Tragedy, Comedy, Comedy, Tragedy

For my final blog post in phase two, I have broken down Act 5 into four parts.  In keeping with my exploration of the tragic and comedic factors in this act (see my last blog post), I hypothesised that each of these parts is either more tragic or more comedic, and I wanted to figure out if the word frequencies supported my hypothesis.

Part 1 Word Frequencies

The first part I looked at included Hamlet and Horatio’s conversation with the gravediggers from the beginning of scene 1 up to the point where the King enters.  Though there are many puns and jokes exchanged between the characters, I believe that the overall thematic elements concerning this scene are indicative of a tragedy.  My results support this opinion.  Tapor cannot identify the comedic play on language that Shakespeare uses, but based on the word frequency one will assume that the overall tone of the dialogue is very morbid.  The central theme is death and even though the word itself is not said very often, there are many allusions to it (highlighted in black boxes) through the use of words such as “drown,” “skull” and “spade.”  The many occurrences of these words sum up to 46 references to death in this one section alone! I think it is safe to say the the word usage in this part is consistent with a tragedy.

Part 2 Word Frequencies

Part 2, spanning from the point that the nobles enter until the end of scene 1, is very different when compared to part 1.  Though the theme of death is still present, it is no longer as frequently alluded to because it is now accompanied by “love.”  My interpretation of this part is that particularly comedic like.  Even though it can be considered a tense moment in the play, it largely consists of Hamlet and Laertes arguing as to who loved Ophelia more, an situation that is also seen in comedies such as A Midsummer Nights Dream.  Due to the difference in word frequencies between part 1 and 2, TAPoR’s results also support this conclusion.  Both the presence of love as a topic, and the plethora of verbs such as “make” and “come,” indicate a lighter tone when compared to the proceeding events.

Part 3 Word Frequencies

Part 3 includes the beginning of scene 2 up to the point where the King enters.  This part is one that I also consider comedic due to Osric’s ridiculous speech patterns and the use of repetition by Hamlet to mock him.  As a result, the word frequencies for part three are not that interesting, but they do suggest the lighter tone that is similarly prevailant through part 2.  For instance, there are many positive adjectives like “good” and “great” used to describe the characters.  However, as if in reminder of events to come, there are also 3 mentions of both nature and faith, which link to the fate of Hamlet and his realitives.

Part 4 Word Frequencies

The fourth and final part contrasts to part 2 and 3, but resemble the first part in that it frequently uses lemmas of “death” and alludes to the phrase through the words such as “drink,” “poison,” “hit” and “shot.”  I also found it interesting that the words “speak” and “tell” are mentioned five times each, making me think as to the theme of regret.  Tragedies usually contain one character who, in the end, regrets his/her decisions and wishes to “speak” in order to explain themselves or apologize.  Though in the case of Hamlet, the usage of these two words is concentrated near the end of the scene where Hamlet wishes Horatio to stay alive and recount his tale, perhaps to avoid this mayhem in future circumstances.
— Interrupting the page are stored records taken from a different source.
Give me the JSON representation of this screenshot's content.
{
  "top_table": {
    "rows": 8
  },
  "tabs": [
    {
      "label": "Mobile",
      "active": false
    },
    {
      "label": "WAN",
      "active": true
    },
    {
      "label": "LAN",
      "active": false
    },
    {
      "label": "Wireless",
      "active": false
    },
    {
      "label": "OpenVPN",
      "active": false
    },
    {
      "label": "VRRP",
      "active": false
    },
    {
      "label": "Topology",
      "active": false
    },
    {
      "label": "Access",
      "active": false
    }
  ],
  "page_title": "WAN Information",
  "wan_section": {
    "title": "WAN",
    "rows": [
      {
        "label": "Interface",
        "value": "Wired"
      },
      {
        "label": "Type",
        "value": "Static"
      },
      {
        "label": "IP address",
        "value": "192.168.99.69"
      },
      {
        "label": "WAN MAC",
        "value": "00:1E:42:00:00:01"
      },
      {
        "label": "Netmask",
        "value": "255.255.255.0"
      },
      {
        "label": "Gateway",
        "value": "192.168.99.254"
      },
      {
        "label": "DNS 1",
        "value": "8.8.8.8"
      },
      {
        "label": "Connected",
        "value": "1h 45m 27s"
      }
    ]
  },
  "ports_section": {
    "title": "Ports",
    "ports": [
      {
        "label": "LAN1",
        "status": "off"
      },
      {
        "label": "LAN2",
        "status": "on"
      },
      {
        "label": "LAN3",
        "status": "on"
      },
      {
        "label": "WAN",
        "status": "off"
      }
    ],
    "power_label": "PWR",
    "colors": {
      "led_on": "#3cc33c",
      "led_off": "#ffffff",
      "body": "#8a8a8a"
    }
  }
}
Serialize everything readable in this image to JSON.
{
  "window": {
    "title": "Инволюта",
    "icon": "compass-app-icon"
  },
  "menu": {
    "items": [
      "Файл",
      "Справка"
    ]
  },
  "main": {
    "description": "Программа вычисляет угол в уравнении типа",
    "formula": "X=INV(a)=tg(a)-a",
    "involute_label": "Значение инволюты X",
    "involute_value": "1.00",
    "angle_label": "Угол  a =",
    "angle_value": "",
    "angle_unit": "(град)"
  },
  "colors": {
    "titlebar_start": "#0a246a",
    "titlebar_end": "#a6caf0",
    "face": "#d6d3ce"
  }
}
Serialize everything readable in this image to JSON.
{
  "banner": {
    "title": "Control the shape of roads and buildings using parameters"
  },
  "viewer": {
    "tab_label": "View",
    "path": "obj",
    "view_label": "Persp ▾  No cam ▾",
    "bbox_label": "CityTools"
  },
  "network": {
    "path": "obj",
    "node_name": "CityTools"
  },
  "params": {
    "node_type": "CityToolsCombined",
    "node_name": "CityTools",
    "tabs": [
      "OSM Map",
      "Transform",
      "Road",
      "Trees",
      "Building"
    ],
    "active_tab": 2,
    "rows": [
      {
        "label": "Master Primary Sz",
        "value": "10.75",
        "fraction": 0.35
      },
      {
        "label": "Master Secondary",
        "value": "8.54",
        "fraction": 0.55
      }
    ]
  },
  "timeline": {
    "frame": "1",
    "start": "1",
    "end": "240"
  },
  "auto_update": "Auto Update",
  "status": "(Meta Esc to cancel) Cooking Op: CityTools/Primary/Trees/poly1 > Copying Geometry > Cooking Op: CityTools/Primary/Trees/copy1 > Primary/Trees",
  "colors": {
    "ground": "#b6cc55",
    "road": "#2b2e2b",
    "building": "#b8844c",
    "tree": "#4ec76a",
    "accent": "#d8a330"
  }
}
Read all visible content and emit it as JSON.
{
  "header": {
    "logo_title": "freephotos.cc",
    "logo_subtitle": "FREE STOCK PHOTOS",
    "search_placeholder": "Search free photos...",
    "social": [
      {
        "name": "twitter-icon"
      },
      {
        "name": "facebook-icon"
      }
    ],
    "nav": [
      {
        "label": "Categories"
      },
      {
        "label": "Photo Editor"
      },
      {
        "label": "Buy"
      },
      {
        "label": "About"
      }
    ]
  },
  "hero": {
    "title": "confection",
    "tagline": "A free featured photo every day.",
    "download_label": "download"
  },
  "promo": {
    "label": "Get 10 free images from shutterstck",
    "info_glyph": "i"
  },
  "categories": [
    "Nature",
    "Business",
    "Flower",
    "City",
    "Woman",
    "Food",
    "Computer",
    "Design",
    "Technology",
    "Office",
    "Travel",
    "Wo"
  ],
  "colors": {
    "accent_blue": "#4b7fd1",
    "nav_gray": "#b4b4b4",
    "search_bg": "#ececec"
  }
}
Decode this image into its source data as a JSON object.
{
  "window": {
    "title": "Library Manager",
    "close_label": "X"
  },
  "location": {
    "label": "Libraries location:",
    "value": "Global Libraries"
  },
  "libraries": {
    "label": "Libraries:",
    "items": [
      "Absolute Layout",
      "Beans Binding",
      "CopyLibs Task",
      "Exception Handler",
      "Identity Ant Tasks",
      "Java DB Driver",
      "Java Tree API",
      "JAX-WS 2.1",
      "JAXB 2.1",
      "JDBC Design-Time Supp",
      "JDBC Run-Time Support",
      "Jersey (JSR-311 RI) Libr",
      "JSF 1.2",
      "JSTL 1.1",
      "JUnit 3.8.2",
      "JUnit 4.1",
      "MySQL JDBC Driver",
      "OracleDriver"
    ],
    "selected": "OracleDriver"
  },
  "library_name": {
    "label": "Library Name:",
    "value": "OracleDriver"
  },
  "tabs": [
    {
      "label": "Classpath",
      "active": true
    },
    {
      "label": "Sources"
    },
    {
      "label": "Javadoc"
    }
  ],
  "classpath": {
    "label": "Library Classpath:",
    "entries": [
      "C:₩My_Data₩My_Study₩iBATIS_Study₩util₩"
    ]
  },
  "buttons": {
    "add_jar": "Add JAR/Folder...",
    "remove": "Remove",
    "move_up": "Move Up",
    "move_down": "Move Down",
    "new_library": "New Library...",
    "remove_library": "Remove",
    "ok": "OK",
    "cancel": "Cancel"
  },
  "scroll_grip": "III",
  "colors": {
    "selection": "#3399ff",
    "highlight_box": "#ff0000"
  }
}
Overall this exploration had been interesting.  It seems that Act 5 begins and ends with diction that suggests tragic elements, while comedic word usage prevails throughout the middle to break the tension.

2 thoughts on “Tragedy, Comedy, Comedy, Tragedy

  1. Very interesting work Stephanie. Comparing it to the analysis I did of Act 5 where I could simply get the single acts I found that overall the first act was more comedic and second was more tragic. What line segments did you use for the four different parts? I’m interested to see if that would alter my findings at all. In Tapor were you able to get the use of the word “speak” or did you just make that assumption through your reading of the play in the past, I’m kind of clueless when it comes to the other tools.

    This is great work and will really help our group come to some conclusions for the presentation. Keep it up!

  2. Really interesting findings- I’ve never considered any part of Act 5 to be particularly comedic. Your work with this act has definitely made me view it from a different perspective, and makes me wonder what if hidden comedic diction may be lurking inside any/all of Shakespeare’s other tragedies. I especially find it interesting that you didn’t break up the act by its scenes and instead chose your own parts- like your team mate posted above, this must’ve given different results. What was your original motivation/ idea for creating your own divisions in the text? How helpful was the tool at distinguishing the parts? Or did you close read before defining your parts and then put it in the tool? Would it have made any difference? Just wondering how independent your tool is as compared to mine and the others.